Boxing men made in 3D graphics

山中選手ほどのボクサーが、この半年間で一気に悪い気流に流されてしまいましたね。
5年9ヶ月も王者に君臨する中、絶対王者時代を崩したのはこのネリ。
去年の8月にTKO負けに屈した山中選手ですが、この試合ではセコンドが止めるのが早すぎるという声が出ました。
更にネリが筋肉増強作用があるジルパテロールに陽性反応を起こし、結果的にはメキシコで流通する汚染された牛肉が原因との主張が認められて王座を保持するという結果にはなりましたが、こんなことで山中選手も引退できるわけないだろという状況になり、10月に現役続行を決めて、今日のこの試合のために恐らくボクサー生命、いやボクサー人生、いや、人生を賭けて準備してきたはずです。

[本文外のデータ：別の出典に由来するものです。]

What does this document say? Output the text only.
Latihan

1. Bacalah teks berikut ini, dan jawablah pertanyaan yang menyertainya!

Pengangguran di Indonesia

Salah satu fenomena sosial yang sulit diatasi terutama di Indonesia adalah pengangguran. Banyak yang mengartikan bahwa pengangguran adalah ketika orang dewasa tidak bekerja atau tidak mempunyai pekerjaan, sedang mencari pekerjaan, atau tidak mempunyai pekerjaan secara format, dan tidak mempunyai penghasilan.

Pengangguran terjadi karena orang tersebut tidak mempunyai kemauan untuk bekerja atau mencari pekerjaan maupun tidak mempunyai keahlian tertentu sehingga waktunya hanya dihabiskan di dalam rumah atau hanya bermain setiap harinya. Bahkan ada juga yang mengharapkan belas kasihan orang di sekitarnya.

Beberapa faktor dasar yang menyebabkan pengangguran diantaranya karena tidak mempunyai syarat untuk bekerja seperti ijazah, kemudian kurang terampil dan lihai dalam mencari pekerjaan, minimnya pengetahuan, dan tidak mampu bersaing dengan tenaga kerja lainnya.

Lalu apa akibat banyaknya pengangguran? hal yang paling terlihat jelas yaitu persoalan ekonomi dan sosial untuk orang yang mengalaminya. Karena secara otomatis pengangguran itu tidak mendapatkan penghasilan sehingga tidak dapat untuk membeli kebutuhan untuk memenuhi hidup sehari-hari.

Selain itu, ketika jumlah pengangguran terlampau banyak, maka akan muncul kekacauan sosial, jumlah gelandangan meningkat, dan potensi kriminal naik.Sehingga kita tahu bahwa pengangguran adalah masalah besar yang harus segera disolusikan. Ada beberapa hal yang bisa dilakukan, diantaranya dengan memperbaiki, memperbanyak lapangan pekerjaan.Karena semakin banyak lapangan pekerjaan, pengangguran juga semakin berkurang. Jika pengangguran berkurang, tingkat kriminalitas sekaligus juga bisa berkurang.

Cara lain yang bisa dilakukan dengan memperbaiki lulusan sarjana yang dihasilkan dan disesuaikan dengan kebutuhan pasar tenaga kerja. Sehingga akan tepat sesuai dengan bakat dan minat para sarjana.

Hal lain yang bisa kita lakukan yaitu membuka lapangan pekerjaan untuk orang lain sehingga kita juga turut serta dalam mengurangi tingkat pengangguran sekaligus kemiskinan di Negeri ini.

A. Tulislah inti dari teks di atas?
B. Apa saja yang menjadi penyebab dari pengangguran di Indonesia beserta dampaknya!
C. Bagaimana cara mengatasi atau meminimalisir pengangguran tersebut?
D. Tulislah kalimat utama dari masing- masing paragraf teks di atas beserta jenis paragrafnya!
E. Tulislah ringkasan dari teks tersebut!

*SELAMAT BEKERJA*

それなのに、前日軽量で山中はリミット53・5キロを200グラム下回る体重でしっかりと準備して極限まで高めている中で、ネリがまさかの2キロ以上のオーバーで王座剥奪。
涙を浮かべて怒る山中選手でしたが、非情にも試合は勝てば山中が王者、引き分けや負けだとベルトは空位というものになりました。

更にネリは協議において試合当日の午後0時に58キロのリミットで当日計量が課せられて、これが試合の条件であったが、58キロってどういうこと?なのです。

山中選手が計量後に体重を戻せると言ってもそれは水分なども多いですし、減量中は筋肉量も減少するわけです。
一方のネリはそもそも減量が全然できてないわけですから筋肉量などが落ちていない中で更に体重を増やせるわけですからもう別階級みたいなものなのでは?

そしてもう1つ重要なことは、そもそもネリは強いということ。
これが噛ませ犬みたいな相手ならいいですが、この選手は実際問題強いですし、対等の条件でも山中より強いと僕は思っていました。
それでこの状況です・・・でも山中選手には勝利していただいてこの8月から続くモヤモヤを吹き飛ばしてほしいと願いました。

しかし・・・1ラウンド中盤で思う。
「いや、もうパンチ力が違いすぎる」

案の定ダウンを取られ、2Rも3回ダウンして敗北。
ずっとボクシングで人に感動を与えていた元王者は、元気満々の相手と戦い、合計たった4分少々の何のメリットもない試合に負けて終了。
試合後「もちろんこれが最後です。これで終わりです」と引退表明、、、あまりに可哀想ですよ。

あと、比嘉選手が挑戦したファン・エルナンデスも軽量失敗で王座剥奪されていましたし、思い出すとクイリンとかベルトランとか他にもここ数年めっちゃくちゃ増えてるでしょう。

総合の世界でも昨年神取忍と戦う予定のギャビが12.7キロオーバー(これは笑ってしまった)とかありましたが、単純に減量失敗しても大きな厳罰があるわけでもなく、ボクシング団体が乱立しているから1回下手来いてもすぐに再起して王座が狙えるような状況が悪いわけでしょう。

今日だって、ネリは強いわ。って感想が多いでしょう。色々とモヤモヤするけど結局のところ減量をちゃんとしてたらどうなったか?なんてアナザーワールドは見れないわけですから、王座剥奪されても勝った者が勝者となるわけですからね。

本当に心の底から山中選手が気の毒ですし「お疲れ様でした!」なんて思えないよこれでは。